The draw of 5-Bromo-1H-pyrrolo[2,3-c]pyridine comes from its very backbone: two fused rings of nitrogen and carbon, crowned with a strategically placed bromine atom. That fusion is anything but decorative. Chemists exploit the unique electron-rich space this creates, using the molecule as a springboard to more complicated compounds. Generating related structures takes less time and fewer steps compared to starting from scratch. I’ve seen synthetic teams cut weeks off their R&D timelines thanks to such core scaffolds. By anchoring bromine on this framework, researchers can direct cross-coupling reactions right where they want—at the fifth position. The result is a bold shortcut in making analogues of key bioactive compounds.
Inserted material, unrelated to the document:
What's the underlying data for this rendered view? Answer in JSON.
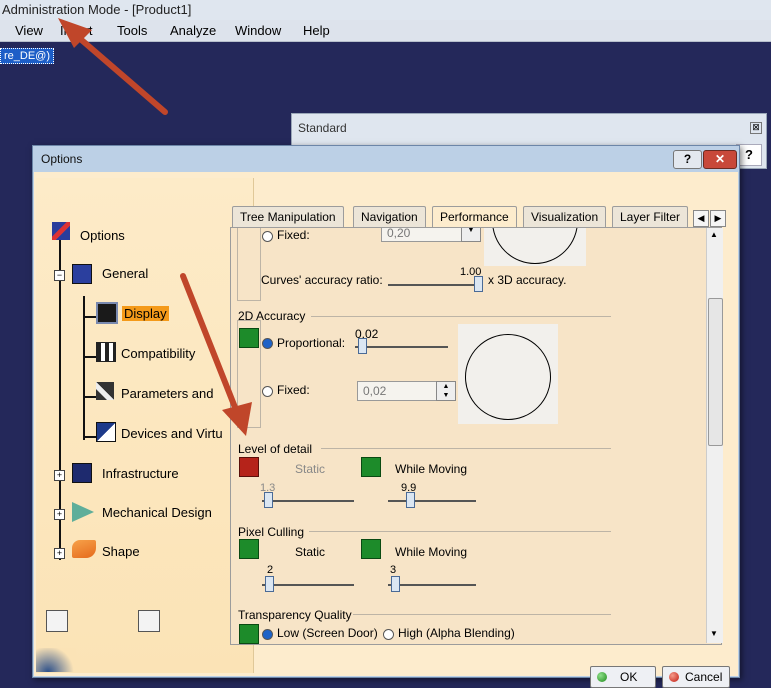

Most labs source 5-Bromo-1H-pyrrolo[2,3-c]pyridine in a solid, powdery form. Its melting point typically falls between 170 and 175°C, which makes storage and weighing straightforward. Keeping moisture away—never fun in humid climates—preserves its stability. Labs that care about purity will want a certificate of analysis, targeting at least 98% purity by HPLC or NMR. Experience shows even small impurities can sideline an entire series of syntheses, so suppliers who verify batch-to-batch quality make a difference. Light sensitivity also comes up; protecting the bottle with amber glass or foil saves a headache later.
It’s worth noting that serious suppliers include a safety data sheet, as inhaling fine powders or skin contact isn’t something to take lightly. Gloves, eye protection, good ventilation—these basics matter, especially in high-throughput screening environments where mistakes multiply fast. Following protocols helps the research move forward without interruptions.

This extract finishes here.